P. f. melanogaster is the northernmost subspecies; it is found from the Gulf of Nicoya in western Costa Rica through western Panama to the Canal Zone. P. f. albigularis is found from the Canal Zone into Colombia's Chocó Department. The nominate P. f. fasciatoventris is found in northwestern and central Colombia east to the foothills of the Sierra Nevada de Santa Marta and south into the Cauca and Magdalena valleys.

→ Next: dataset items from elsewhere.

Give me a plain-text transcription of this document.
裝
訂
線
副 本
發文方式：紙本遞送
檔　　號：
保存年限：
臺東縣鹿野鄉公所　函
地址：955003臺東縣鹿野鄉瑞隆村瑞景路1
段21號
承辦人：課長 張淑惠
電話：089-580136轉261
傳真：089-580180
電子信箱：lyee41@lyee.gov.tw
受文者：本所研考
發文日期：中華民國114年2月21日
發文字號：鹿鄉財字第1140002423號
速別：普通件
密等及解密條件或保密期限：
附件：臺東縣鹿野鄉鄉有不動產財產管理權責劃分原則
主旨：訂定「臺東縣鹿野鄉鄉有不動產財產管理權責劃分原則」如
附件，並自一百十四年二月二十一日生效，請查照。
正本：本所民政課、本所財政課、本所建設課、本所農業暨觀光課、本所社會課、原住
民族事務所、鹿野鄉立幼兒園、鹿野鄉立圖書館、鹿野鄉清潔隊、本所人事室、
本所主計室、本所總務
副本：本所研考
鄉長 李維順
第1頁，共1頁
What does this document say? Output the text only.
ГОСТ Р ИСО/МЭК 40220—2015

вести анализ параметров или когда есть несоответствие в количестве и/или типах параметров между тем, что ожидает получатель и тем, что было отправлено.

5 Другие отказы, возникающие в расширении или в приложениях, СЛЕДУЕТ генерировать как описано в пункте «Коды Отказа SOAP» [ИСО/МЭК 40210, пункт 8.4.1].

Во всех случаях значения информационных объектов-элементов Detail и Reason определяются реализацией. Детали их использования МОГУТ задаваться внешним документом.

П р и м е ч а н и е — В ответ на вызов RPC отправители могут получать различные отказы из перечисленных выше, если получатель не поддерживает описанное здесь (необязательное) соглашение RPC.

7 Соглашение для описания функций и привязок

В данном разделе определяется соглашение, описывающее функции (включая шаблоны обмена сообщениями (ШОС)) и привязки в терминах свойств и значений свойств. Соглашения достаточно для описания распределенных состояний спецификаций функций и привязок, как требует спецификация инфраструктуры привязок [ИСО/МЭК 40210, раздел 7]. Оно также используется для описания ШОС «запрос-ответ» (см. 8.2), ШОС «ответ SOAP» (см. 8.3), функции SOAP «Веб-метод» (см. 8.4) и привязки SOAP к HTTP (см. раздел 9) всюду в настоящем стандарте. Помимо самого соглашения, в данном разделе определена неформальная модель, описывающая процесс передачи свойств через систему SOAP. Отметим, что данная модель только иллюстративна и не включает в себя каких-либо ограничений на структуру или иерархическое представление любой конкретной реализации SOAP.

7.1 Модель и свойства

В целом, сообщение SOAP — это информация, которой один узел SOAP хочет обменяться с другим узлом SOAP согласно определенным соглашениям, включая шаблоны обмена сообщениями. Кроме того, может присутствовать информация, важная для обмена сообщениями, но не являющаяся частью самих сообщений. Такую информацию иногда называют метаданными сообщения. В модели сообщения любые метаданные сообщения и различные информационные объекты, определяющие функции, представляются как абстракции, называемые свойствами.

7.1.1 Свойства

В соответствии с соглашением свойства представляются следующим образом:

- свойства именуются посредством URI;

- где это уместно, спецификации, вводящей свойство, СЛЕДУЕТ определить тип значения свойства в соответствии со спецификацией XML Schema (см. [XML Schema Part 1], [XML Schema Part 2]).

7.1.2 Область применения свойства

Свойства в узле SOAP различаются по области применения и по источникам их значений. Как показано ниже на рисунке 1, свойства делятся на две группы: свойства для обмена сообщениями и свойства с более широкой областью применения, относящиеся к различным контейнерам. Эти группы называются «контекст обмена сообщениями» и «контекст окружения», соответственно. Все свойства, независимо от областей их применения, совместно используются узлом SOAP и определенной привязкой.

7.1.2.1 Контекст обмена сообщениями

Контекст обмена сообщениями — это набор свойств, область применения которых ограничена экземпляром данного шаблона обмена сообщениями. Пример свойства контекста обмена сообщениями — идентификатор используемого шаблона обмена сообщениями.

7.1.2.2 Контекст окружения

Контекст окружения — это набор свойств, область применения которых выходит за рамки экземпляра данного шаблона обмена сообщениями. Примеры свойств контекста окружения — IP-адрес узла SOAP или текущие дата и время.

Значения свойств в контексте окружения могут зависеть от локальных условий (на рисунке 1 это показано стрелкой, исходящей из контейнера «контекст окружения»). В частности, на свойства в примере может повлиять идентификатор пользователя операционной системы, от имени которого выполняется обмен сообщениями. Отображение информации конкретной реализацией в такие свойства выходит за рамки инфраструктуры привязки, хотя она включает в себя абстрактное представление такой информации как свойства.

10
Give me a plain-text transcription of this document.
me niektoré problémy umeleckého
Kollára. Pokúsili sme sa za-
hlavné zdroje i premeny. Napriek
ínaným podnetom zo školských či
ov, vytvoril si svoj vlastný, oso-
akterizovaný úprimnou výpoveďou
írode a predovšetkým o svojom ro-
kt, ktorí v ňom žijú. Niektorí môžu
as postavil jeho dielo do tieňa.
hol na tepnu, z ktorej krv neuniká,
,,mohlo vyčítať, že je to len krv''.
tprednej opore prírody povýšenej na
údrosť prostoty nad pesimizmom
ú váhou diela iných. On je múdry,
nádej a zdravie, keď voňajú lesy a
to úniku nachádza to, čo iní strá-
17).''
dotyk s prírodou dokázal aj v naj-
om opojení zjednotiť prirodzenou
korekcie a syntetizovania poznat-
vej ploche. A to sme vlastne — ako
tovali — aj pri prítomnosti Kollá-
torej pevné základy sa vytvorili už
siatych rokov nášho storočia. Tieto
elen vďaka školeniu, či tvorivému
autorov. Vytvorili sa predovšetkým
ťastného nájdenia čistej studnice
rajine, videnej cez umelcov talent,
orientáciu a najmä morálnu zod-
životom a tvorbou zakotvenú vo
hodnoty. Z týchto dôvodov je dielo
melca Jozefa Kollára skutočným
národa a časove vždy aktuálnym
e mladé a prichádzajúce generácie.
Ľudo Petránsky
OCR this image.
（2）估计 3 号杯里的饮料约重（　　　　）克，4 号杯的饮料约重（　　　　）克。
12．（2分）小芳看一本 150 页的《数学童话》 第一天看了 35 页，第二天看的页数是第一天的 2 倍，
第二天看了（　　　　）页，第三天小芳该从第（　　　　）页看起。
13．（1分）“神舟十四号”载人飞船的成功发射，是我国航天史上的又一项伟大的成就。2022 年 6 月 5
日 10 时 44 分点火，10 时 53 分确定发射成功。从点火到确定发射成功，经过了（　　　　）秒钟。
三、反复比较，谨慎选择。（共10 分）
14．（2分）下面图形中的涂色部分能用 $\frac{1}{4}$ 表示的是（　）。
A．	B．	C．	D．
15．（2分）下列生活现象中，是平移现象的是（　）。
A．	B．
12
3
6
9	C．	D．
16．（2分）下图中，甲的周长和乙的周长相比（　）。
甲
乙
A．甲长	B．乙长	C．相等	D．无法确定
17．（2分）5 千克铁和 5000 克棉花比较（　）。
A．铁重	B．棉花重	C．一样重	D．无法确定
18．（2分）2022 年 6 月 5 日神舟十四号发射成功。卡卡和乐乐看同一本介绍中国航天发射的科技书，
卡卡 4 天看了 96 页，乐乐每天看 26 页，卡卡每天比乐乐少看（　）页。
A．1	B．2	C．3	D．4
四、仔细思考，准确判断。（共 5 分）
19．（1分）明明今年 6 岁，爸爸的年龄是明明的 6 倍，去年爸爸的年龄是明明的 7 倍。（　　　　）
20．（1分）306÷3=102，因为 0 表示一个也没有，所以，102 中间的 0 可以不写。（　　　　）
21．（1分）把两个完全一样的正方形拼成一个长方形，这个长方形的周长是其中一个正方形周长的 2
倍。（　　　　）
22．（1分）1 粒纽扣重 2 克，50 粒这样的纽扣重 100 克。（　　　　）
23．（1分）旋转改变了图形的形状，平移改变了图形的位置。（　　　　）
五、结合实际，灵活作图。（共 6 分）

The species inhabits the interior and edges of primary and secondary forest and is often associated with streams.

==Behavior==
===Feeding===

The black-bellied wren forages mainly in the canopy and sub-canopy of both the forest interior and its edges. It also sometimes forages in the understory and on the ground, but always in dense cover. It preys on small arthropods but details are scant.

===Breeding===

The black-bellied wren nests mostly in forest edges, usually near the ground in vine tangles. The nests are domed with a side entrance and constructed by both sexes of strips of palm and sugar cane leaves and lined with softer plant material. The clutch size is two. It appears that only the female incubates the eggs. The species' nests are heavily predated.

===Vocalization===

Both sexes of the black-bellied wren have large song repertoires; one male was recorded with 38 different songs and a female with 19. Multiple examples are available at Xeno-canto and Cornell's Macaulay Library .

==Status==

The IUCN has assessed the black-bellied wren as being of Least Concern. However, its population "is suspected to be in decline owing to ongoing habitat destruction and fragmentation."